Film on ne peut plus bavard sur le deuil et ses soi-disants non-dits, Drive my car avait raflé tous les prix que comptent les céré­mo­nies pour cinéma d’au­teur mondia­lisé, à commen­cer par l’Os­car du meilleur film étran­ger. Le nouvel opus de Ryûsuke Hama­gu­chi a au moins un mérite : il dure une heure de moins (2h au lieu de 3), pour trois histoires courtes autour de trois femmes « étranges » en pleine bles­sure d’amour : la première qui découvre la « magie « de la rela­tion nais­sante de sa copine avec son ex ; la deuxième qui pratique l’éro­tisme litté­raire à distance, « la porte ouverte« , avec une prédi­lec­tion pour la mastur­ba­tion ; la troi­sième qui retrouve « encore une fois » sur un esca­la­tor la seule femme qu’elle ait vrai­ment aimée, en décou­vrant les « prénoms non genrés » (sic) de ses enfants…

La porte ouverte, deuxième segment des Contes du hasard.

Je suis venue te dire que je m’en vais

Comme dans Drive my car qui débu­tait par une rela­tion trouble et sensuelle avant de sombrer dans les situa­tions les plus conve­nues, c’est la première histoire qui est ici la plus inté­res­sante : passé un dialogue inter­mi­nable en voiture qui devient déci­dé­ment la marque de fabrique de Hama­gu­chi, les retrou­vailles jalouses d’une jeune mannequin avec son ex (Ayumu Nakajima, l’ac­teur le plus inté­res­sant du film), apporte au moins un peu de piment et de relief véné­neux à un film qui va passer son temps à faire se croi­ser arti­fi­ciel­le­ment des person­nages qui, eux, passent leur temps à fuir toute rela­tion.

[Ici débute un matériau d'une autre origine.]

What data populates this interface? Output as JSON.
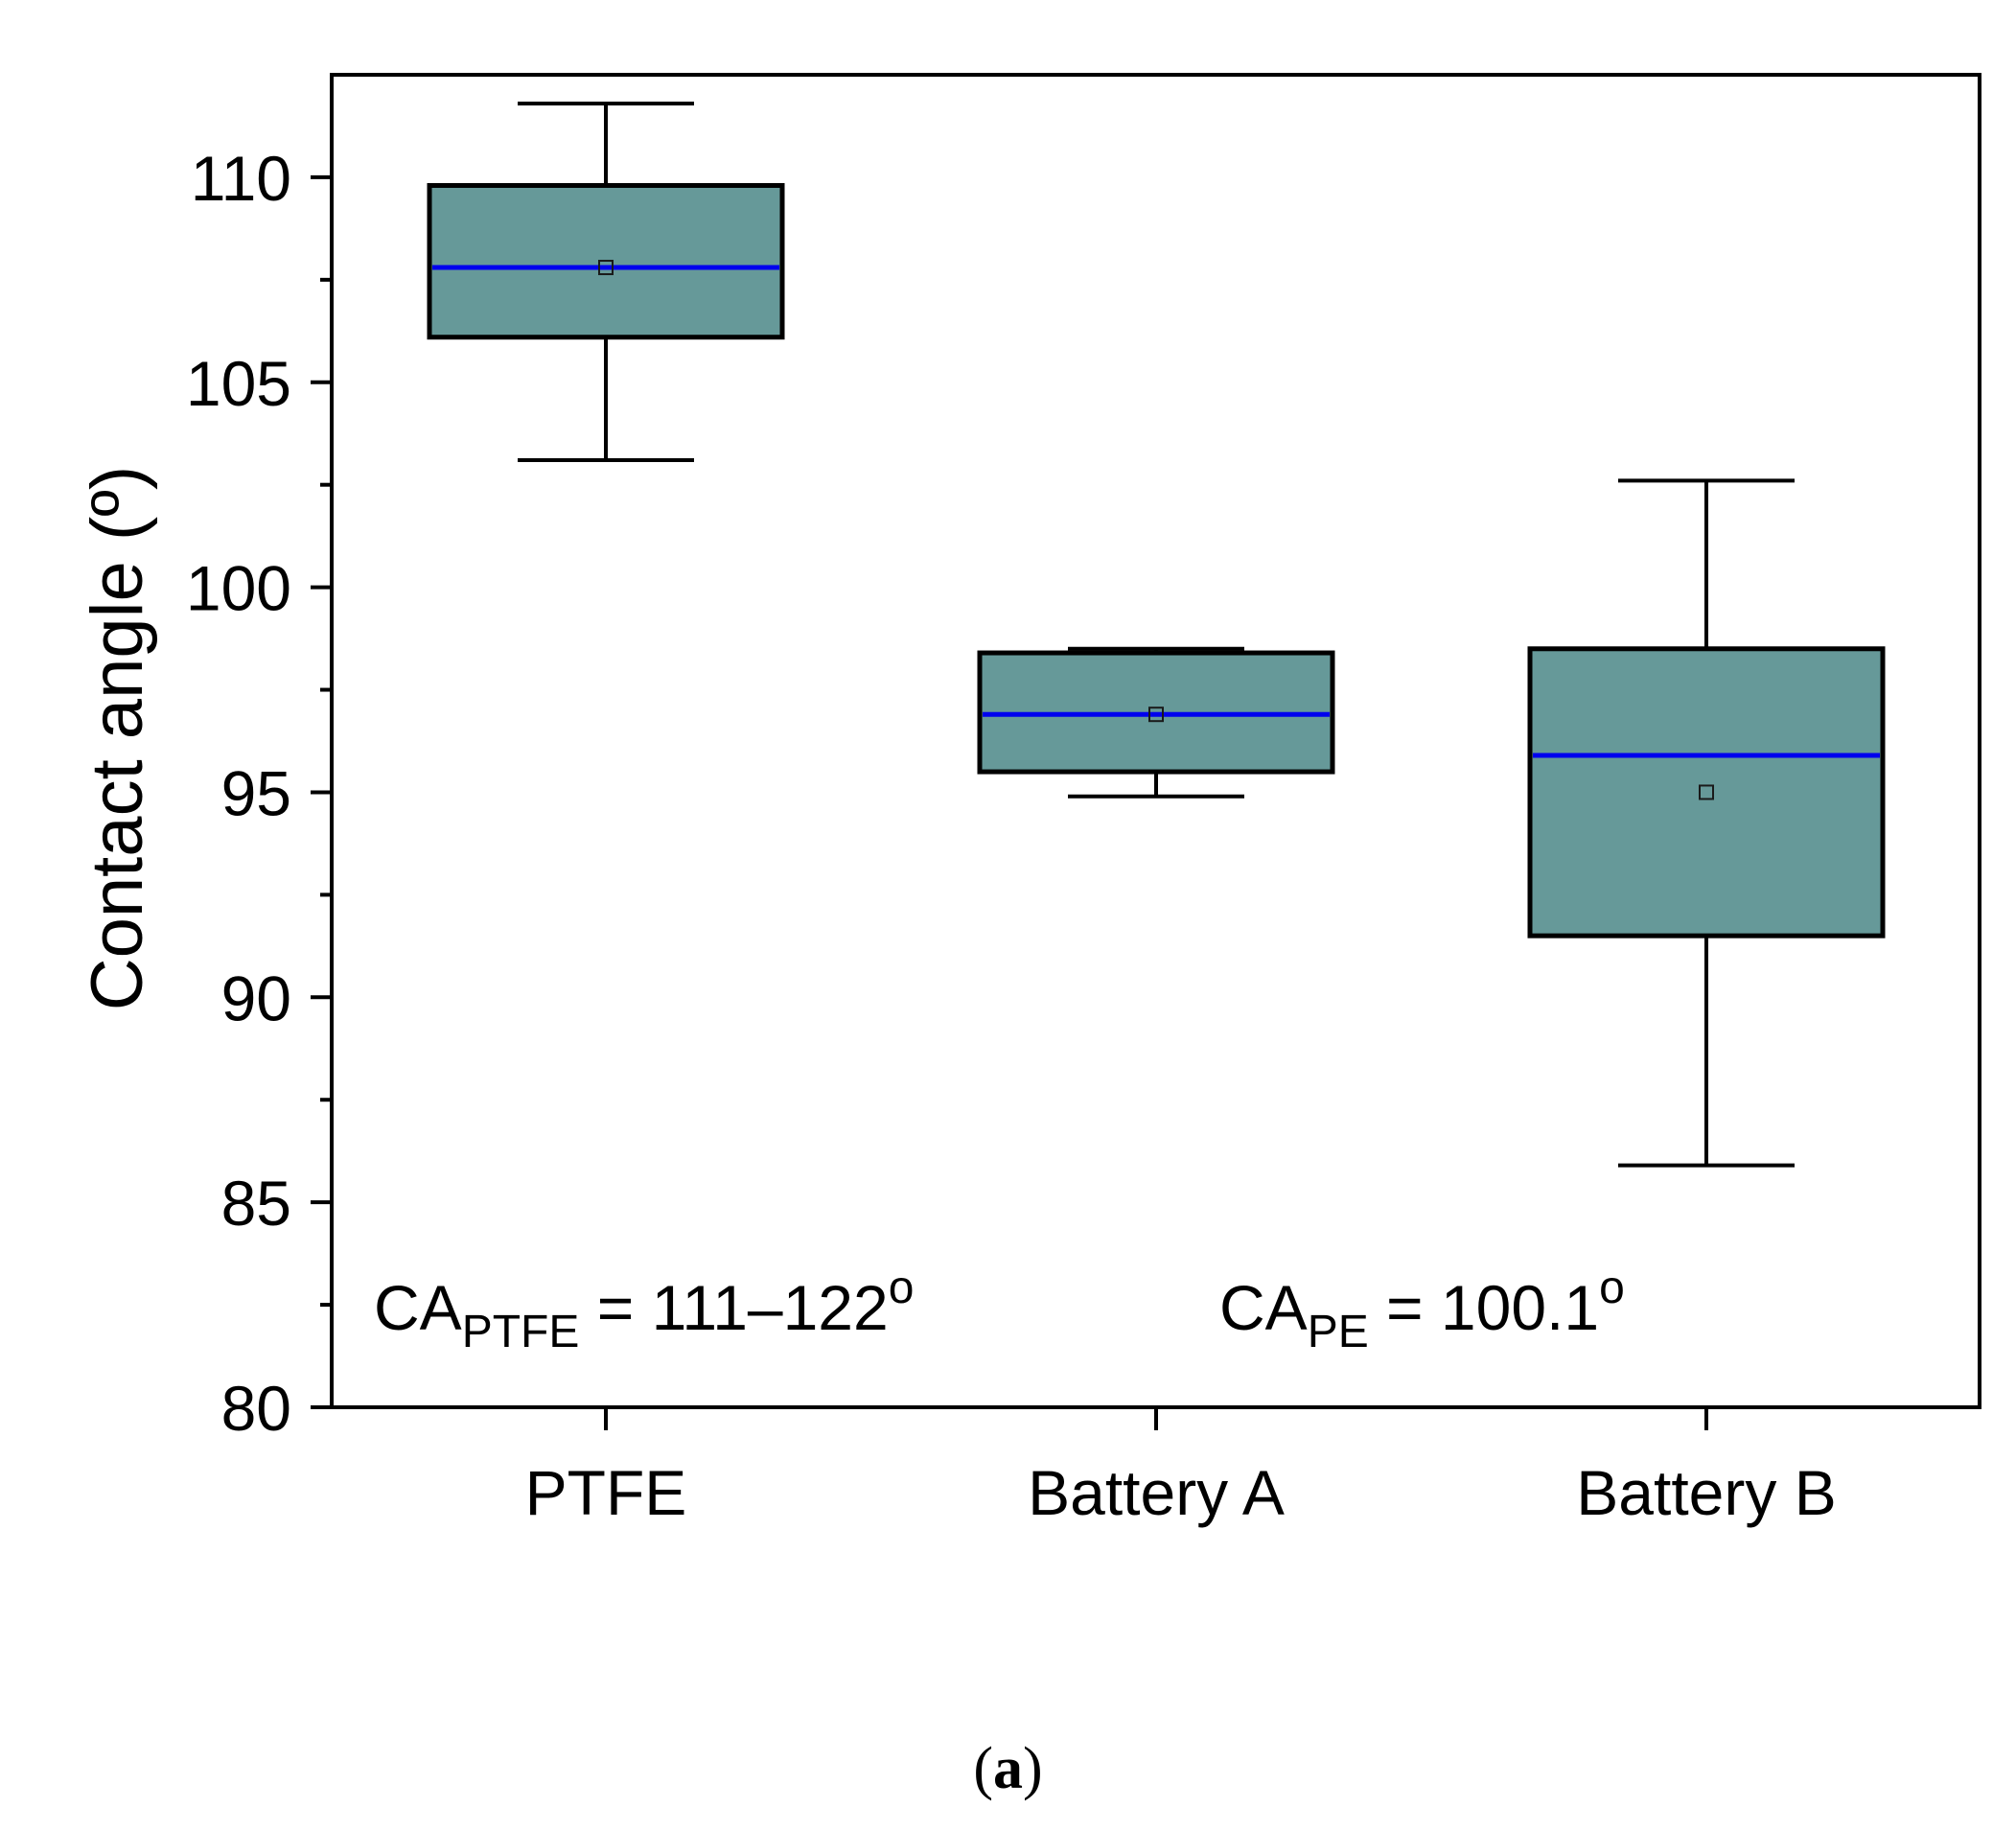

Kotone Furu­kawa et Ayumu Nakajima dans Magique ?, le premier segment des Contes du hasard.

Le cinéaste le plus sures­timé du moment ?

Cette suite de plans moyens banals et fran­che­ment pas inspi­rés a plus à voir avec un télé­film de luxe qu’a­vec Eric Rohmer dont Hama­gu­chi se réclame pares­seu­se­ment. Rappe­lons que Rohmer confron­tait l’idéal clas­sique et une forme litté­raire du langage à la contem­po­ra­néité du cinéma, avec un soin maniaque pour les paysages, la topo­gra­phie et la véra­cité de l’époque ; en usant du hors-champ et de l’in­vi­sible (L’Amour l’après-midi n’aura pas lieu, et La Femme de l’avia­teur n’existe pas).

Rien de tout cela ici. Qu’un bavar­dage de fuite indé­cis. Le hasard est même surli­gné, par exemple, en faisant repas­ser trois fois sur l’es­ca­la­tor ses deux prota­go­nistes (sic), pour assé­ner des bana­li­tés que seule une psycho­thé­ra­pie pour­rait éven­tuel­le­ment rendre utiles. C’est d’ailleurs ce que conseille inci­dem­ment un des person­nages fémi­nins du film. On ne saurait mieux dire.

Contes du hasard et autres fantai­sies de Ryûsuke Hama­gu­chi (Guzen to sozo, Jap, 2h01) avec Kotone Furu­kawa, Ayumu Nakajima, Hyunri, Katsuki Mori, Fusako Urabe, Aoba Kawai… Sortie le 6 avril.